I run this command

find -iname *something*

It normally searches in subfolders but if I have a file that matches the criteria in the working directory it only reports it and stops. I'm thinking to write a function that first searches sub folders in current directory than issue many find commands for each of them but I feel there should be an easier way... Actually I think it should be the default behavior, so maybe I have something wrong in some setup file?

  • 2
    do you have it aliased or hidden with a function? alias find and declare -f find output would clarify the situation
    – Jeff Schaller
    Commented Aug 26, 2016 at 17:51
  • 1
    What happens when you add a dot after find - find . -iname something ?
    – fd0
    Commented Aug 26, 2016 at 17:53

2 Answers 2


Does something include a glob that is being interpreted by the shell?

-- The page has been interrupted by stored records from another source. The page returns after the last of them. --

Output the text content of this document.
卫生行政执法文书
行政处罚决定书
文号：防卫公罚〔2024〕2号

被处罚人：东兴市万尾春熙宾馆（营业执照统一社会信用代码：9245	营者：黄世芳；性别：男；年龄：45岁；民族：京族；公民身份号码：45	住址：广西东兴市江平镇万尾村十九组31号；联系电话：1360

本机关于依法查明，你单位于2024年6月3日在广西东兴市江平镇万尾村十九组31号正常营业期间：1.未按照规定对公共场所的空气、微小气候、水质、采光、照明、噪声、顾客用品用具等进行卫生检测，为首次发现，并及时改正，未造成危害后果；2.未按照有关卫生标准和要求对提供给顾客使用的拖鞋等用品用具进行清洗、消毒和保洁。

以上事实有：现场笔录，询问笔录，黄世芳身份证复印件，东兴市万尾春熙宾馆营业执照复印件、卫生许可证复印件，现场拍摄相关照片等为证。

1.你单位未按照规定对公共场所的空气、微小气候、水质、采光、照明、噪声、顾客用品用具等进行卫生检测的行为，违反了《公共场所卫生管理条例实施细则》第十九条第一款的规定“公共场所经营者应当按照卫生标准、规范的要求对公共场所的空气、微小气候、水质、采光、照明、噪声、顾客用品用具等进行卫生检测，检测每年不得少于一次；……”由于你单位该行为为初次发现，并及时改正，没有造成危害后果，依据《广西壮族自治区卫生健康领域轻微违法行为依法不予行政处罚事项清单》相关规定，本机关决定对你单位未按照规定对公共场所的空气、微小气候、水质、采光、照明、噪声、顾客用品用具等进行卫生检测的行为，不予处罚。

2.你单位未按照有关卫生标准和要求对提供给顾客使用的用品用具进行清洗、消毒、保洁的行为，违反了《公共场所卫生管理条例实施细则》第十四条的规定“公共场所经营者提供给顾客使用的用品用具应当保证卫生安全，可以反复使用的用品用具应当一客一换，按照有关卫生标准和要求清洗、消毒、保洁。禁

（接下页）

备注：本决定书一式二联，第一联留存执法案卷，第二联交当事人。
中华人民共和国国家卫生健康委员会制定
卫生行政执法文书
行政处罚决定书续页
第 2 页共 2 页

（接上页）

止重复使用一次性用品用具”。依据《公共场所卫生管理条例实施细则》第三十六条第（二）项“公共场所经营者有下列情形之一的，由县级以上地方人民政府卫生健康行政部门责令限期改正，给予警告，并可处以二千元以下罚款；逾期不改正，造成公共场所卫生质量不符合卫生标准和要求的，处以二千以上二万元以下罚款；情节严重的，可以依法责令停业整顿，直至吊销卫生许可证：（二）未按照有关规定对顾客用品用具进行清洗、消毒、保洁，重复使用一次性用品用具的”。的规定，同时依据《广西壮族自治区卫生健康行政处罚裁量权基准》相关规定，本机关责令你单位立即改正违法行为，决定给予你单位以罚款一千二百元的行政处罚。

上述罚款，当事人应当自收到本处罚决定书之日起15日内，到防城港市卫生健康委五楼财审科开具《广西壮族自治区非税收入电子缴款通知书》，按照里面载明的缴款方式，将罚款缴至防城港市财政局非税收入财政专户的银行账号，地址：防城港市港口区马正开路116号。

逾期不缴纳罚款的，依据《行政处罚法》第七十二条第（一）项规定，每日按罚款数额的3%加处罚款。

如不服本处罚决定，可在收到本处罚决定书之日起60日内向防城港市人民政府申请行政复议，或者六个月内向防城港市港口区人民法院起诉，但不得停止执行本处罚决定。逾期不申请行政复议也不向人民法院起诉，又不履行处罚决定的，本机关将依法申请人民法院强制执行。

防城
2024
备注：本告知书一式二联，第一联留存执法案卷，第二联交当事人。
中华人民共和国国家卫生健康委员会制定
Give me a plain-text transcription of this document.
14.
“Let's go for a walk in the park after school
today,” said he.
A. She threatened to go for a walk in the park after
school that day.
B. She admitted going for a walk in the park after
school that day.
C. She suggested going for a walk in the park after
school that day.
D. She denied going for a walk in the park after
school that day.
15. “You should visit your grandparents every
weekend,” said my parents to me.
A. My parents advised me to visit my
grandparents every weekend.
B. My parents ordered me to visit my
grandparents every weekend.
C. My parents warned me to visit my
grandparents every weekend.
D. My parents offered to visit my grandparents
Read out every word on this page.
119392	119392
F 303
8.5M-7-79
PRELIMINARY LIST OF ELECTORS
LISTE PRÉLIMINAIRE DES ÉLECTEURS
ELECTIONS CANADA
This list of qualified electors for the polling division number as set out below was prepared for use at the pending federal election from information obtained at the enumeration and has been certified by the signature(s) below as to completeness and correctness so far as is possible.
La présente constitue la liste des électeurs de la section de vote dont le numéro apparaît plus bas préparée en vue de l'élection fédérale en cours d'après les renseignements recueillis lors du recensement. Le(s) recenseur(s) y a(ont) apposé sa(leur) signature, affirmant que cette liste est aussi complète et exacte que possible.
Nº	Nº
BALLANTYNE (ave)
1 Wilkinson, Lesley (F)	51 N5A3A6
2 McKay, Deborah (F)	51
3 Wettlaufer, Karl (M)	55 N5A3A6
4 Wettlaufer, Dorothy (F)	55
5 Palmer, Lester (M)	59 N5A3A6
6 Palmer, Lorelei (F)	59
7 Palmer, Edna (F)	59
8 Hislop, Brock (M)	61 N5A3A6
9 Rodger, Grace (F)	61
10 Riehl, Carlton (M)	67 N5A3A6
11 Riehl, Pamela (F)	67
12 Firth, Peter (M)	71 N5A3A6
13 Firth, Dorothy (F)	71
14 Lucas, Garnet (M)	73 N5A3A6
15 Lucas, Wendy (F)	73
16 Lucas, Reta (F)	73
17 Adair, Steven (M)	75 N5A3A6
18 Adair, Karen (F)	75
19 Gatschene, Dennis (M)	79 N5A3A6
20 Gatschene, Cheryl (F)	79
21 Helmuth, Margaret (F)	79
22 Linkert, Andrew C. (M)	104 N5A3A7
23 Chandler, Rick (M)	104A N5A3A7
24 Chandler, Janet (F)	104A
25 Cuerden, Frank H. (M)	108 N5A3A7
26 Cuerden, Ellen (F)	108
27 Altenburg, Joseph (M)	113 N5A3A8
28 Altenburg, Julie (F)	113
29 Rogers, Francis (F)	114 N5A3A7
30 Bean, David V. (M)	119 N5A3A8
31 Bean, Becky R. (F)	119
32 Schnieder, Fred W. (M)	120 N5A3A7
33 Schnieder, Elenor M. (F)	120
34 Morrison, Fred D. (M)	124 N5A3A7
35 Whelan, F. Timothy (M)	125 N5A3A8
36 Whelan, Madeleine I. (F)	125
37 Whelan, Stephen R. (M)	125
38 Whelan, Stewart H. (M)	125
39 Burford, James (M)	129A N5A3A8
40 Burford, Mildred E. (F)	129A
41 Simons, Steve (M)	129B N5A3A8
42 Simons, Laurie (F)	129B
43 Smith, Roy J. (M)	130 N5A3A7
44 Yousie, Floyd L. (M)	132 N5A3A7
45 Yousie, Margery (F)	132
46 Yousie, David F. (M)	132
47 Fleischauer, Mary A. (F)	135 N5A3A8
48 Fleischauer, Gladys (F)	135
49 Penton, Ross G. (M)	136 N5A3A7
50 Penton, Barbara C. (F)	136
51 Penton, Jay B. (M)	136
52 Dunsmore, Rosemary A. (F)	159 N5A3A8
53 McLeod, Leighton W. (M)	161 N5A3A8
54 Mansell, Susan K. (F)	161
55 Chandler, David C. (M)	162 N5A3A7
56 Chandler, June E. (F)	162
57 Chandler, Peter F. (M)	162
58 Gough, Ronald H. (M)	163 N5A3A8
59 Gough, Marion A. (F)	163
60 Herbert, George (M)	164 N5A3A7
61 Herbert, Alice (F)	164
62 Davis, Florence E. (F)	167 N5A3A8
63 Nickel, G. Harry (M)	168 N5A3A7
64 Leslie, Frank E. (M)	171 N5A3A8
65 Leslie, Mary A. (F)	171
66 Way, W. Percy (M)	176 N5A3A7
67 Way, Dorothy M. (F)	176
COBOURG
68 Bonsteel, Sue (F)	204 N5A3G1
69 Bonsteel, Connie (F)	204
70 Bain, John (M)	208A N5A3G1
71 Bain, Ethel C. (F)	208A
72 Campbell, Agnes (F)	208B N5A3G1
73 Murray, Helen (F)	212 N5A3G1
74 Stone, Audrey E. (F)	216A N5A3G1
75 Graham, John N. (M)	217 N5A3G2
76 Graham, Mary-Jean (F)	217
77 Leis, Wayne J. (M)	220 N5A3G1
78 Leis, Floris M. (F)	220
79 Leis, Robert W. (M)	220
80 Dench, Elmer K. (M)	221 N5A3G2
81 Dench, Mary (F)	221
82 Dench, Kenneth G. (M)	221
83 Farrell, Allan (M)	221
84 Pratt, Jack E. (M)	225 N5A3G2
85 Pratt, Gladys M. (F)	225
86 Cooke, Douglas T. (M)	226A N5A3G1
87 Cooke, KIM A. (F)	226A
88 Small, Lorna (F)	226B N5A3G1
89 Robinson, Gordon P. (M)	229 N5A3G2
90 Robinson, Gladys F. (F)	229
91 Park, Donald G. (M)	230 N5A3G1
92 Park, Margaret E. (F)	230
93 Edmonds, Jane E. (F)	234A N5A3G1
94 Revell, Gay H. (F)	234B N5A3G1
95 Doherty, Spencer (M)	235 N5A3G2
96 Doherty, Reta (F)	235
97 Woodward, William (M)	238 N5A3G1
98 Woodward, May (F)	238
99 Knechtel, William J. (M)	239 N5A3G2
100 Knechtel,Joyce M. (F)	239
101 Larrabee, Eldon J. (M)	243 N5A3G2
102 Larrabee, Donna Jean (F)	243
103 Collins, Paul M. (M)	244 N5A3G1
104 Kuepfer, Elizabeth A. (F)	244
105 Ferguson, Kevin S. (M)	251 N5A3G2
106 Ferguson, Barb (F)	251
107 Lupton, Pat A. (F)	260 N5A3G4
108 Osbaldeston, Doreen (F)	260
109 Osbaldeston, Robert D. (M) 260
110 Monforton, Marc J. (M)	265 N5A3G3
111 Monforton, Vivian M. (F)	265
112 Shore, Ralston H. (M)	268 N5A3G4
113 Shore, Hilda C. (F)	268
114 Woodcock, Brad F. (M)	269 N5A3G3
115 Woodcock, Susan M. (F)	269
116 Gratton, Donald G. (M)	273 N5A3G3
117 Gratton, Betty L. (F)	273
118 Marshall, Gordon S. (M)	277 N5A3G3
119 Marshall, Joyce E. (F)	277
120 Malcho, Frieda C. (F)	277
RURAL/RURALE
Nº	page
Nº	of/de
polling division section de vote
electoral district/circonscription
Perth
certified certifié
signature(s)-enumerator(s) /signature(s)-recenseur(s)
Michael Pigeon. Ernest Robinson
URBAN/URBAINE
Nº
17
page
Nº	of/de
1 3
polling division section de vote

That would cause the expanded filename to be passed to the find command.

For example if you run find -iname *.txt with a file in the current directory called file.txt then the resulting command after shell expansion would be find -iname file.txt.

To avoid this pitfall you can escape the glob to send the literal string to the find command with find -iname '*.txt'


If the subfolders are behind symbolic links you have to use the -L option. Try

find -L . -iname '*something*'

According to the find man pages

If -L is in effect and find discovers a symbolic link to a subdirectory during its search, the subdirectory pointed to by the symbolic link will be searched.